顾从文越说越兴奋,唾沫星子横飞,仿佛只有这样才能掩盖他自己内心的卑劣和恐惧。
“年婉君,你别在这儿装无辜!当初要不是你勾引我,我也不会一时鬼迷心窍,被许哲那个小心眼赶出公司!你是把我害惨了,现在还有脸在这儿立牌坊?”
大厅内原本压抑的窃窃私语,在顾从文这一嗓子嚎出来后,瞬间像是滚油里泼进了一瓢凉水,噼里啪啦地炸开了锅。
那些探究、鄙夷、猥琐的目光,像无数根淬了毒的钢针,密密麻麻地扎在年婉君身上。
“我就说嘛,这么年轻一女的,哪来那么多钱开分店?合着是拿身体换的本钱。
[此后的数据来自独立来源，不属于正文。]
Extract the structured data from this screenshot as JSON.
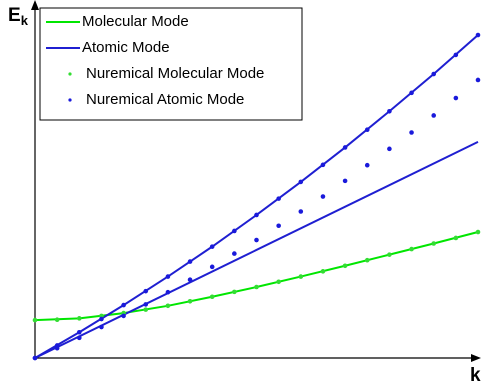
{
  "chart_data": {
    "type": "line",
    "ylabel": "E",
    "ylabel_sub": "k",
    "xlabel": "k",
    "xlim": [
      0,
      10
    ],
    "ylim": [
      0,
      10
    ],
    "legend": "upper left",
    "series": [
      {
        "name": "Molecular Mode",
        "color": "#00e600",
        "style": "line",
        "x": [
          0,
          1,
          2,
          3,
          4,
          5,
          6,
          7,
          8,
          9,
          10
        ],
        "values": [
          1.09,
          1.14,
          1.29,
          1.5,
          1.76,
          2.04,
          2.34,
          2.65,
          2.97,
          3.29,
          3.62
        ]
      },
      {
        "name": "Atomic Mode",
        "color": "#1f1fd1",
        "style": "line",
        "x": [
          0,
          1,
          2,
          3,
          4,
          5,
          6,
          7,
          8,
          9,
          10
        ],
        "values": [
          0,
          0.74,
          1.52,
          2.34,
          3.2,
          4.11,
          5.06,
          6.05,
          7.09,
          8.16,
          9.28
        ]
      },
      {
        "color": "#1f1fd1",
        "style": "line",
        "x": [
          0,
          10
        ],
        "values": [
          0,
          6.21
        ]
      },
      {
        "name": "Nuremical Molecular Mode",
        "color": "#33dd33",
        "style": "dots",
        "x": [
          0,
          0.5,
          1,
          1.5,
          2,
          2.5,
          3,
          3.5,
          4,
          4.5,
          5,
          5.5,
          6,
          6.5,
          7,
          7.5,
          8,
          8.5,
          9,
          9.5,
          10
        ],
        "values": [
          1.09,
          1.1,
          1.14,
          1.21,
          1.29,
          1.39,
          1.5,
          1.63,
          1.76,
          1.9,
          2.04,
          2.19,
          2.34,
          2.49,
          2.65,
          2.81,
          2.97,
          3.13,
          3.29,
          3.45,
          3.62
        ]
      },
      {
        "name": "Nuremical Atomic Mode",
        "color": "#1a1adb",
        "style": "dots",
        "x": [
          0,
          0.5,
          1,
          1.5,
          2,
          2.5,
          3,
          3.5,
          4,
          4.5,
          5,
          5.5,
          6,
          6.5,
          7,
          7.5,
          8,
          8.5,
          9,
          9.5,
          10
        ],
        "values": [
          0,
          0.36,
          0.74,
          1.12,
          1.52,
          1.92,
          2.34,
          2.77,
          3.2,
          3.65,
          4.11,
          4.58,
          5.06,
          5.55,
          6.05,
          6.56,
          7.09,
          7.62,
          8.16,
          8.71,
          9.28
        ]
      },
      {
        "color": "#1a1adb",
        "style": "dots",
        "x": [
          0,
          0.5,
          1,
          1.5,
          2,
          2.5,
          3,
          3.5,
          4,
          4.5,
          5,
          5.5,
          6,
          6.5,
          7,
          7.5,
          8,
          8.5,
          9,
          9.5,
          10
        ],
        "values": [
          0,
          0.28,
          0.58,
          0.89,
          1.21,
          1.54,
          1.89,
          2.25,
          2.62,
          3,
          3.39,
          3.8,
          4.21,
          4.64,
          5.09,
          5.54,
          6.01,
          6.48,
          6.97,
          7.47,
          7.99
        ]
      }
    ]
  }
}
”
“知人知面不知心,看着端庄,背地里竟然这么烂。”
“这男的看着像个演员,搞不好真是以前的老相好,这种事儿哪怕只有三分真,那也是苍蝇不叮无缝的蛋!”
污言秽语顺着空气往耳朵里钻,年婉君身子晃了晃,脸色煞白。
她可以忍受生意的刁难,可以忍受同行的竞争,甚至可以忍受秦妙丽的高傲,但她绝不能容忍有人往她和许哲的夫妻关系上泼脏水!
这不仅是侮辱她的人格,更是在践踏许哲的尊严。
这口气若是咽下去,颐和膳坊这块招牌,以后就是被人踩在脚底下的烂泥。
那一瞬间,前世那种被流言蜚语逼到绝境的窒息感再次袭来,但这一次,她没有退缩,眼底反而燃起两团熊熊怒火。
“王经理!”
年婉君猛地抬头,声音清冷决绝,甚至盖过了周围的嘈杂。
大堂经理浑身一激灵,下意识挺直了腰杆。
“叫保安!把这两个闹事的人给我轰出去!”
年婉君指着大门的方向,手指却稳如磐石,那股大院子弟骨子里的硬气彻底爆发出来。
“另外,去财务支两倍的现金,把秦小姐那个包间的费用全额退还!”
“我们颐和膳坊打开门做生意,赚的是干净钱,伺候不了这种满嘴喷粪的贵客,你给我拿着钱,滚!”
最后一个字,掷地有声。
周围的食客都愣住了,谁也没想到这个看起来柔柔弱弱的老板娘,竟然敢直接赶人,还是双倍退钱赶人!
秦妙丽脸上的得意瞬间僵死,取而代之的是一种被人当众扇了一巴掌的羞愤。